Inside the final ten minutes, Gibson finally got by down the frontstretch, but Sedgwick retook the spot through Curva Grande.

It was part of an incredible three-lap span that saw the two unabashedly banging wheels, running side-by-side through Monza’s tight chicanes, and use every bit of the road in search of racing room.

Sedgwick and Gibson race door to door out of the first chicane.

Perhaps it was only inevitable that such a close battle wouldn’t stay that way for long. With three laps to go, the two drivers entered the turn-1 braking zone side by side, and while Gibson drove in deep, Sedgwick turned in to hit the apex and instead hit CoRe’s left rear corner.

The contact sent Gibson spinning for the second time in that corner during the race, and unlike their earlier incident in Porsche traffic, there was no hope of closing the gap with such little time left.

Their only hopes rested with the officials, who committed to a post-race review of the incident. Once that ruling was handed down, stewards noted that CoRe was “negligent” by missing the corner, but no penalty was handed to either team.

It was their closest challenge of the season, and they had to wait a few extra days before they could celebrate, but CraigSetupShop prevailed and extended their incredible winning streak despite rarely having the fastest car on track all afternoon.

CoRe crossed the line in second place for the fourth time this season, denying them a possibly deserved — but not earned on the track — victory.

The fight for third was also a close one in the late laps, and it came down to just a carlength for MSI’s David Pérez to edge Wied across the finish line. While MSI’s TCR team has run much of the season in the shadow of their undefeated 991 teammates, they have been consistent in their own right, with no finishes worse than sixth and now a podium to their credit at Monza.

Pérez runs in third place just ahead of Wied on the last lap.

The race for fifth also came to blows in the closing laps, as Chimera and Geodesic endured a door-banging, grass-clipping, kerb-hopping fight through the Variante della Roggia chicane inside the final 20 minutes.

Chimera’s Jamie Wilson came out ahead in that scuffle, and a further ruling by officials deemed Ollivierre responsible for the initial contact, although he was not penalized and ended in sixth. Apex Racing Team was within sight of the leaders for much of the race, but couldn’t quite close the gap and finished a relatively lonely seventh with no other TCRs around them.

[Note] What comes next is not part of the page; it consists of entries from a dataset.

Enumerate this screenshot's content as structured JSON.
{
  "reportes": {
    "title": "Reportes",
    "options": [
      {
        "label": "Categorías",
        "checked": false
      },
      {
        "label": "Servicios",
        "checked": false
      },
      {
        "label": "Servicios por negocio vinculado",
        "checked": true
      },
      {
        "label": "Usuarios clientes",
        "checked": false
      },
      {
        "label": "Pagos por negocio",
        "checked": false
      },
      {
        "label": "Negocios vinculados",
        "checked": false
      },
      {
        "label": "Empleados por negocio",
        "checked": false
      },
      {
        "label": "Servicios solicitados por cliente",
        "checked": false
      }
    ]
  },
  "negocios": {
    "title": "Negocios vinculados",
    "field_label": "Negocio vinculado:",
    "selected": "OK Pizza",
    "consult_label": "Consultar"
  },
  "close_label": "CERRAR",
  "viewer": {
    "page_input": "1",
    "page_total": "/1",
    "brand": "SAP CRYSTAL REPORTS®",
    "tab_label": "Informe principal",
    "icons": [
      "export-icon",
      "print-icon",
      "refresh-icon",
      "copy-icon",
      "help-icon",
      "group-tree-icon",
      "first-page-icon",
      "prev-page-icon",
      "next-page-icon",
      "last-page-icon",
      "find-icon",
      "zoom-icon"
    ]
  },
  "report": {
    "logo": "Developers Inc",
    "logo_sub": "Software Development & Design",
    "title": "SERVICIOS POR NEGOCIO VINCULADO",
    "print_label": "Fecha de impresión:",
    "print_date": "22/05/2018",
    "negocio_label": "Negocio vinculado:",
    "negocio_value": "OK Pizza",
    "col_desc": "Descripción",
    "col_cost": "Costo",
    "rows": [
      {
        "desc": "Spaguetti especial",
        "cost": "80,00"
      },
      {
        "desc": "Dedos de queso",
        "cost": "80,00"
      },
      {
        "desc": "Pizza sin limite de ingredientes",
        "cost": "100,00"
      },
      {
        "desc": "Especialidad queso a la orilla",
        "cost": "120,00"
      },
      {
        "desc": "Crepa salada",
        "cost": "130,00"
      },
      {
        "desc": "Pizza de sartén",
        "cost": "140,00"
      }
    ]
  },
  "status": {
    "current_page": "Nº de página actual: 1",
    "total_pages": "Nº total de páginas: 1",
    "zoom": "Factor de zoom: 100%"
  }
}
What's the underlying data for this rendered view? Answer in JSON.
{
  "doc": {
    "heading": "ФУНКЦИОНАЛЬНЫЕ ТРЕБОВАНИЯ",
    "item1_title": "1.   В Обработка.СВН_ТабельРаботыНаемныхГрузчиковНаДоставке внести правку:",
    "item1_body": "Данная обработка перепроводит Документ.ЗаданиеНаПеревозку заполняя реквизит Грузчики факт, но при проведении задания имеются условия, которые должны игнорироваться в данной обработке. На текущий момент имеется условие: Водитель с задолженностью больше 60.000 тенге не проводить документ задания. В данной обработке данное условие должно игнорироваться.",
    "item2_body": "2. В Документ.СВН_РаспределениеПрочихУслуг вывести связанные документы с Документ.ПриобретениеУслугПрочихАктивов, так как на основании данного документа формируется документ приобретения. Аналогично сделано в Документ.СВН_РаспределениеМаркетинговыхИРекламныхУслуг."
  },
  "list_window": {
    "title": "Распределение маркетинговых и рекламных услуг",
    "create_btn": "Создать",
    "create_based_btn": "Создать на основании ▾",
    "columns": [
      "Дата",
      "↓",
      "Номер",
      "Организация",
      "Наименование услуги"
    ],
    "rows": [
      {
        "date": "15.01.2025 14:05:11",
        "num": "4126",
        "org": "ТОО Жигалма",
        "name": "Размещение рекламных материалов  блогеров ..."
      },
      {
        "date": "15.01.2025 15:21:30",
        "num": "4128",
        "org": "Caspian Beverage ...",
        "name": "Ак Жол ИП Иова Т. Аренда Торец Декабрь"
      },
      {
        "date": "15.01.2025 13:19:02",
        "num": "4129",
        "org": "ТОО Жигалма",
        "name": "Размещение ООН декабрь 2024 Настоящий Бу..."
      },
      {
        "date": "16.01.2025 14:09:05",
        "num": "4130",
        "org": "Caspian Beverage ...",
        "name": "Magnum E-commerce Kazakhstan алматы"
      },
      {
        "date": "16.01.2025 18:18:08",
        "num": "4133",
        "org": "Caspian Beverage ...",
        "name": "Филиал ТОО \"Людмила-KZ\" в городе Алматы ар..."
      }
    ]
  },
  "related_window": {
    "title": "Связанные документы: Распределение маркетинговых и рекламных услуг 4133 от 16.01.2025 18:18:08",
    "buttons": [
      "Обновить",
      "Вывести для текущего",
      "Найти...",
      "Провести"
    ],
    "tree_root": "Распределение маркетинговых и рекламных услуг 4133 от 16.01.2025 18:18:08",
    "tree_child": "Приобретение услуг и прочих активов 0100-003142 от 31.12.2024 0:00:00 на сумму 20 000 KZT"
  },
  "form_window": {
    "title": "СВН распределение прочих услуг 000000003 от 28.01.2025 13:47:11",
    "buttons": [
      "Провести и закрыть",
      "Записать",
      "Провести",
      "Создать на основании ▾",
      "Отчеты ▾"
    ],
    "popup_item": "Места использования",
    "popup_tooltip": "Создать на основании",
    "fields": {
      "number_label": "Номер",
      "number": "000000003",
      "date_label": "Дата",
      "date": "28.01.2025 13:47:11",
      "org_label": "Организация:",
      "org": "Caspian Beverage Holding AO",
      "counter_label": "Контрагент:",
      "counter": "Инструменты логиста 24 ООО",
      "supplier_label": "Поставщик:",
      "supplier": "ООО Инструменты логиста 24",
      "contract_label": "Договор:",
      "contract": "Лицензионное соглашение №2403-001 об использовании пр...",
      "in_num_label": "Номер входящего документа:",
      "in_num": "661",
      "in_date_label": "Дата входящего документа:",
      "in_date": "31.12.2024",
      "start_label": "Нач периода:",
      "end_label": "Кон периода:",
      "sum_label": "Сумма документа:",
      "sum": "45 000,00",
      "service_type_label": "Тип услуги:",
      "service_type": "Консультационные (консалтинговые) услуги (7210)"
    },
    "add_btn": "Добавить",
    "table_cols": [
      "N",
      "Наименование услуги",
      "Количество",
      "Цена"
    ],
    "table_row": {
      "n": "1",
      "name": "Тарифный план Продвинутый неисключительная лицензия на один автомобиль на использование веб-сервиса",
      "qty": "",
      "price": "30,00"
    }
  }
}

Satellite’s Karoni appeared to be cruising toward a fifth-place result, but his role in contact that spun the Huber Racing E-Sports Porsche and nearly collected the 991 leaders from MSI earned a post-race time penalty of 65 seconds, which dropped the #112 car to eighth.

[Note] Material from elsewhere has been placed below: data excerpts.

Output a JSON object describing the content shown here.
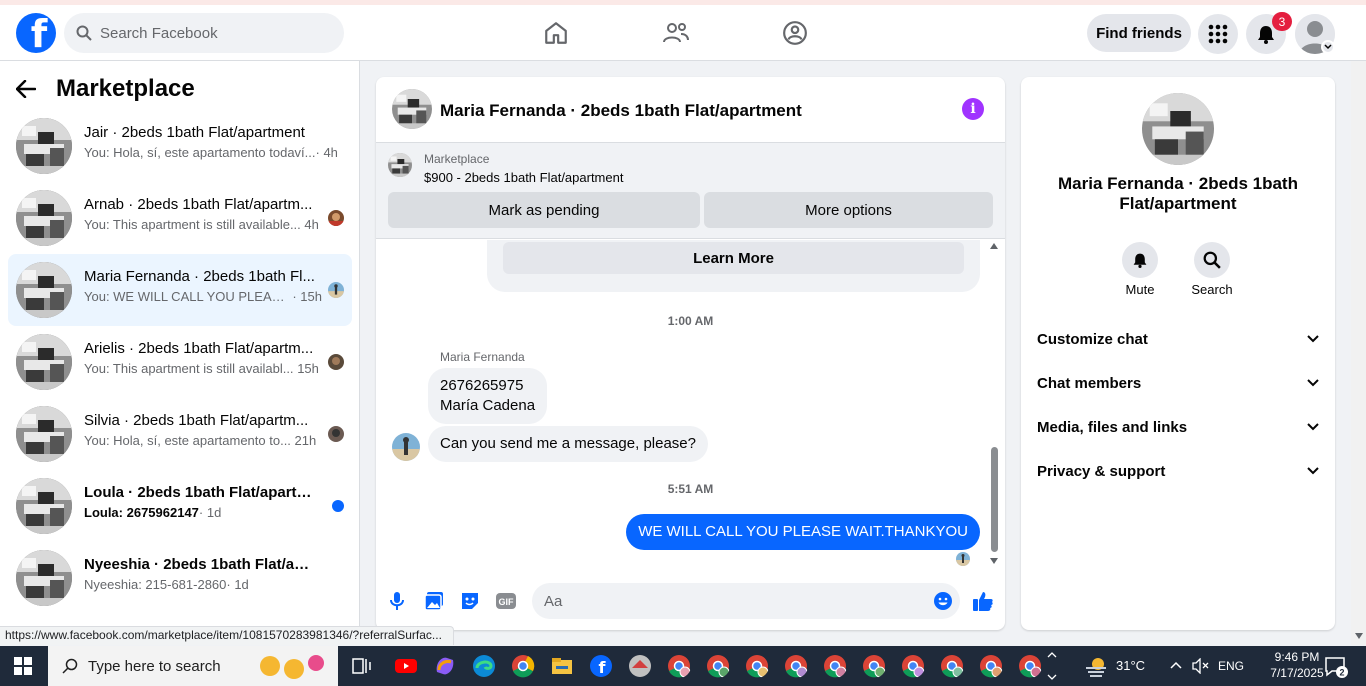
{
  "topbar": {
    "logo_letter": "f",
    "search_placeholder": "Search Facebook",
    "find_friends_label": "Find friends",
    "notification_count": "3"
  },
  "sidebar": {
    "title": "Marketplace",
    "conversations": [
      {
        "title": "Jair · 2beds 1bath Flat/apartment",
        "preview": "You: Hola, sí, este apartamento todaví...",
        "time": "· 4h"
      },
      {
        "title": "Arnab · 2beds 1bath Flat/apartm...",
        "preview": "You: This apartment is still available...",
        "time": "4h"
      },
      {
        "title": "Maria Fernanda · 2beds 1bath Fl...",
        "preview": "You: WE WILL CALL YOU PLEASE ...",
        "time": "· 15h"
      },
      {
        "title": "Arielis · 2beds 1bath Flat/apartm...",
        "preview": "You: This apartment is still availabl...",
        "time": "15h"
      },
      {
        "title": "Silvia · 2beds 1bath Flat/apartm...",
        "preview": "You: Hola, sí, este apartamento to...",
        "time": "21h"
      },
      {
        "title": "Loula · 2beds 1bath Flat/apartme...",
        "preview": "Loula: 2675962147",
        "time": " · 1d"
      },
      {
        "title": "Nyeeshia · 2beds 1bath Flat/apart...",
        "preview": "Nyeeshia: 215-681-2860",
        "time": " · 1d"
      }
    ]
  },
  "chat": {
    "title": "Maria Fernanda · 2beds 1bath Flat/apartment",
    "info_glyph": "i",
    "marketplace_label": "Marketplace",
    "listing": "$900 - 2beds 1bath Flat/apartment",
    "mark_pending_label": "Mark as pending",
    "more_options_label": "More options",
    "learn_more_label": "Learn More",
    "time_1": "1:00 AM",
    "sender": "Maria Fernanda",
    "msg_1_line1": "2676265975",
    "msg_1_line2": "María Cadena",
    "msg_2": "Can you send me a message, please?",
    "time_2": "5:51 AM",
    "msg_out": "WE WILL CALL YOU PLEASE WAIT.THANKYOU",
    "composer_placeholder": "Aa",
    "gif_label": "GIF"
  },
  "details": {
    "name": "Maria Fernanda · 2beds 1bath Flat/apartment",
    "mute_label": "Mute",
    "search_label": "Search",
    "rows": [
      "Customize chat",
      "Chat members",
      "Media, files and links",
      "Privacy & support"
    ]
  },
  "status_url": "https://www.facebook.com/marketplace/item/1081570283981346/?referralSurfac...",
  "taskbar": {
    "search_placeholder": "Type here to search",
    "weather": "31°C",
    "lang": "ENG",
    "time": "9:46 PM",
    "date": "7/17/2025",
    "notifications": "2"
  },
  "colors": {
    "brand": "#0866ff",
    "badge": "#e41e3f",
    "info": "#a033ff",
    "active_row": "#ebf5ff"
  }
}
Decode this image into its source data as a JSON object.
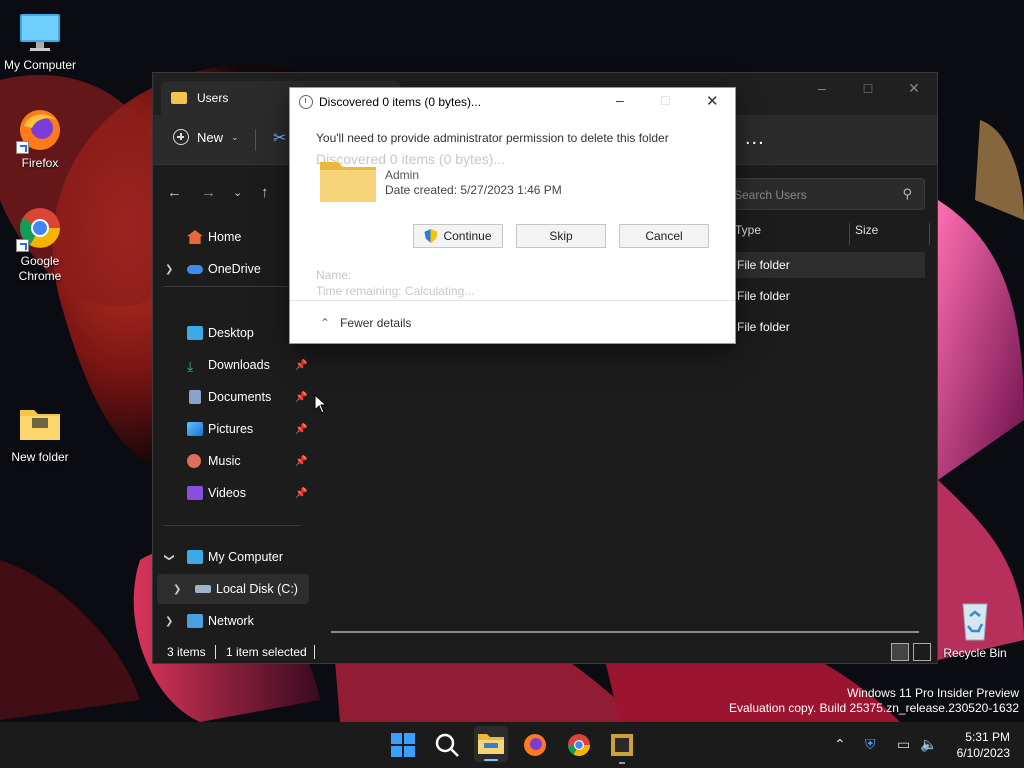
{
  "desktop": {
    "icons": [
      {
        "label": "My Computer"
      },
      {
        "label": "Firefox"
      },
      {
        "label": "Google Chrome"
      },
      {
        "label": "New folder"
      },
      {
        "label": "Recycle Bin"
      }
    ]
  },
  "explorer": {
    "tab_title": "Users",
    "toolbar": {
      "new_label": "New",
      "more_label": "..."
    },
    "search_placeholder": "Search Users",
    "sidebar": {
      "items": [
        {
          "label": "Home"
        },
        {
          "label": "OneDrive"
        },
        {
          "label": "Desktop"
        },
        {
          "label": "Downloads"
        },
        {
          "label": "Documents"
        },
        {
          "label": "Pictures"
        },
        {
          "label": "Music"
        },
        {
          "label": "Videos"
        },
        {
          "label": "My Computer"
        },
        {
          "label": "Local Disk (C:)"
        },
        {
          "label": "Network"
        }
      ]
    },
    "columns": {
      "type": "Type",
      "size": "Size"
    },
    "rows": [
      {
        "type": "File folder"
      },
      {
        "type": "File folder"
      },
      {
        "type": "File folder"
      }
    ],
    "status": {
      "items": "3 items",
      "selected": "1 item selected"
    }
  },
  "dialog": {
    "title": "Discovered 0 items (0 bytes)...",
    "message": "You'll need to provide administrator permission to delete this folder",
    "ghost_heading": "Discovered 0 items (0 bytes)...",
    "item_name": "Admin",
    "item_date": "Date created: 5/27/2023 1:46 PM",
    "buttons": {
      "continue": "Continue",
      "skip": "Skip",
      "cancel": "Cancel"
    },
    "ghost_name": "Name:",
    "ghost_time": "Time remaining:  Calculating...",
    "fewer_details": "Fewer details"
  },
  "watermark": {
    "line1": "Windows 11 Pro Insider Preview",
    "line2": "Evaluation copy. Build 25375.zn_release.230520-1632"
  },
  "taskbar": {
    "time": "5:31 PM",
    "date": "6/10/2023"
  }
}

A pair of incidents in the first hour for Beau Albert kept Altus buried near the back of the field, and teammate Alexander Lauritzen struggled to claw back positions late in the race, leaving them in ninth.

Altus runs amid traffic en route to a top ten finish.

It was also a long afternoon for Torque Freak Racing. Among the first teams to lose the lead draft, their trio of Tim Claessens, James Ewens, and Georg Gruber soldiered on for a tenth-place result.

And while their position as the last car classified may not warrant many accolades, Team MAD certainly deserves credit for adapting to some difficult circumstances and still completing all six hours. Scheduling issues and illness sidelined their usual drivers, so commentator Paul Smith and chief engineer Maciek Sakowicz stepped up to keep the #136 on the grid and in the race.

The sole retirement in the 12-car TCR field was Williams after their second-stint tangle in traffic.

Contact certainly played a role in the race, from the back of the field to — especially — the front. The closest race this season in the TCR class didn’t disappoint, except perhaps to CoRe SimRacing.

But they’re still mathematically alive in the championship fight, and with one more race win on the line as well, we can only hope to see more of the same fender-bending action in next month’s season finale at Barcelona.